An official commission has published damning findings which say that responsibility for Sweden’s relatively high Covid-19 death rate lies with the government, after the coronavirus ravaged ill-prepared nursing homes.

On Tuesday, the commission published its first interim report into the impact of Sweden’s approach to the Covid-19 pandemic, stating that the government did not do enough to ensure that elderly people were protected, as the state only introduced minimal restrictions on the lives of ordinary citizens.

“These shortcomings meant that elderly care was unprepared and ill-equipped to deal with a pandemic,” the commission said in a statement, adding that previously known structural problems within the elderly care system were not corrected.  

The report states that the Swedish Public Health Agency and the National Board of Health and Welfare should have placed greater emphasis on conditions in special housing, notably nursing homes. 

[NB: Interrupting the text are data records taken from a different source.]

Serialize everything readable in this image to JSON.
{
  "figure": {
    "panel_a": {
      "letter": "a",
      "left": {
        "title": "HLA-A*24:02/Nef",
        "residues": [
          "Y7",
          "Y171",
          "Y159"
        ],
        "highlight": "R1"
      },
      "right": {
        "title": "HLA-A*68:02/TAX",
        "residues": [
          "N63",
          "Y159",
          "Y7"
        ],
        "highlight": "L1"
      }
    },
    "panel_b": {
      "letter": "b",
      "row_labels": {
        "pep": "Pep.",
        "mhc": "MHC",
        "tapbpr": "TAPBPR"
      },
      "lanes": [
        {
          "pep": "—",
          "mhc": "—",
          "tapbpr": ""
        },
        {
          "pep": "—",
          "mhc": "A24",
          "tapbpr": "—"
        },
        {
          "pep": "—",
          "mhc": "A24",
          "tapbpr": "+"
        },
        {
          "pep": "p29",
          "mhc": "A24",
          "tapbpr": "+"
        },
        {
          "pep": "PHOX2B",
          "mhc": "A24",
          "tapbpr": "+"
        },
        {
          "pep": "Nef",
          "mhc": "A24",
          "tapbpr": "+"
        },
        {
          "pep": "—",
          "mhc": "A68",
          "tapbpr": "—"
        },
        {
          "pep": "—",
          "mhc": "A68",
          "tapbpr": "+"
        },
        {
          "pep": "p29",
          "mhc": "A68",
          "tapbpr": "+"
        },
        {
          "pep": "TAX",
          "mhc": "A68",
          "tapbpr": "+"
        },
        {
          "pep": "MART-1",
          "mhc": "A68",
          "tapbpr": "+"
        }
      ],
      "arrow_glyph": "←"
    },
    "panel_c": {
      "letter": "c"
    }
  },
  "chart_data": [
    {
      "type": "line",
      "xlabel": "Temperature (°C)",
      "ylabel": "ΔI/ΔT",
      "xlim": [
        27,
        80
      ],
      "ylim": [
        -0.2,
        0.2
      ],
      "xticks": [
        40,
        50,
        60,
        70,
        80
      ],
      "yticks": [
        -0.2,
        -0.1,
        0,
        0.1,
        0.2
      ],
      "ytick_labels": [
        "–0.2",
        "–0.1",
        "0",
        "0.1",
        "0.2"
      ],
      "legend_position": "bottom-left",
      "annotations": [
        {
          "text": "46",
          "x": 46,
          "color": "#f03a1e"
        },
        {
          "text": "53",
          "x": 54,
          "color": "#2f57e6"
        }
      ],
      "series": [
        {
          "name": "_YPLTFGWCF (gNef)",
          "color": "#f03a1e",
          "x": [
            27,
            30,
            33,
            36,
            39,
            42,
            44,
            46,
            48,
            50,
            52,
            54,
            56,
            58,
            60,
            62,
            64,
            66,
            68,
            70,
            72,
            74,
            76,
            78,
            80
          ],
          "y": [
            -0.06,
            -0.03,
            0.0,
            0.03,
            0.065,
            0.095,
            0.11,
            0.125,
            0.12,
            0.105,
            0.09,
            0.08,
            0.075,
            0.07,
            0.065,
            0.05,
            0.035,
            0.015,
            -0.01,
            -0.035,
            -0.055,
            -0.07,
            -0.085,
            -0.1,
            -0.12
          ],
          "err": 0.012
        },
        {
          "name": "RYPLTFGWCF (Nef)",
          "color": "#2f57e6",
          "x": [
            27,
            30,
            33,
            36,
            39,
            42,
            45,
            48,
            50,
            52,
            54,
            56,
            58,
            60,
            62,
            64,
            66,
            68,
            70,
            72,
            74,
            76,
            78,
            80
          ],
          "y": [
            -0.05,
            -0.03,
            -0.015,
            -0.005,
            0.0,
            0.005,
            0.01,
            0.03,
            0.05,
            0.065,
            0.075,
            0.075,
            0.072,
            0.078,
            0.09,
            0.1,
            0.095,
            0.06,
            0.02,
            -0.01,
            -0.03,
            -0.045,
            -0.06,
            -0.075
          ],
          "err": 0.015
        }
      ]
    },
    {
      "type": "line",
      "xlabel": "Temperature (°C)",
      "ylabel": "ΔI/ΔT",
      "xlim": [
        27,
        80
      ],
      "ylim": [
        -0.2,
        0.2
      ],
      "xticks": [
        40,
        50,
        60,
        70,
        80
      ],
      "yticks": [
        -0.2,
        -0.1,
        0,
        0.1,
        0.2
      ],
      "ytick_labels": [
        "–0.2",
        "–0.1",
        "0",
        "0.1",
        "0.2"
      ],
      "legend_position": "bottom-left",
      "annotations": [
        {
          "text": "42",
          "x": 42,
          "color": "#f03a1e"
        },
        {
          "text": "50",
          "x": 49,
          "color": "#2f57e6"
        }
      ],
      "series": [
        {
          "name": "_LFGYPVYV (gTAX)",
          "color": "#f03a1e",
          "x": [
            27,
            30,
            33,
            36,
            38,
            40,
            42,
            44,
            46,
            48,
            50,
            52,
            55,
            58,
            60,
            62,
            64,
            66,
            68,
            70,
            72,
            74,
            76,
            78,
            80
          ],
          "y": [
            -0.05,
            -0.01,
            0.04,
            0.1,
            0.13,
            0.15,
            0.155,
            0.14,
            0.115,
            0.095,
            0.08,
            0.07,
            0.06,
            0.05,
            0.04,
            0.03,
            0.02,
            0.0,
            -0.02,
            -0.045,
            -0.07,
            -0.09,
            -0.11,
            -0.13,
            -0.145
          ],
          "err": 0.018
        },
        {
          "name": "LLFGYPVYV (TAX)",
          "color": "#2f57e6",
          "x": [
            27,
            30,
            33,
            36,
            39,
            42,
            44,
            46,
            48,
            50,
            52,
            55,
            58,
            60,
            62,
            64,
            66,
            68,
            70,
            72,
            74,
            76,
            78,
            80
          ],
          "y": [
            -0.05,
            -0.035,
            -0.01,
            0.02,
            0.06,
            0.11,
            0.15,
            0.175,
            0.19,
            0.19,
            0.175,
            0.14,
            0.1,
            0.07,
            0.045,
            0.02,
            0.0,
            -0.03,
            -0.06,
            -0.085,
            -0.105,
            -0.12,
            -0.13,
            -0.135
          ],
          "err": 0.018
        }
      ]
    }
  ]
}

“For these shortcomings, the incumbent government – like the previous governments that had this knowledge – bears the ultimate responsibility,” the commission noted. 

The government announced that an independent commission would be launched in the summer, after it emerged that Sweden’s chosen path in dealing with the Covid outbreak, without the harder lockdown measures deployed by many other countries, had resulted in a vast number of preventable deaths. 

While Sweden’s herd immunity approach was lauded by many when the pandemic began, nine months later there are few signs of such immunity within the population. 

Sweden has suffered a disproportionately large number of Covid deaths compared to neighboring countries. 

There have been 73.79 deaths per 100,000 people due to the virus in Sweden, almost 10 times the figure in neighboring Norway and Finland. 

Statistics published by the government on Monday show that the country suffered the highest number of deaths in November since the Spanish flu a century ago.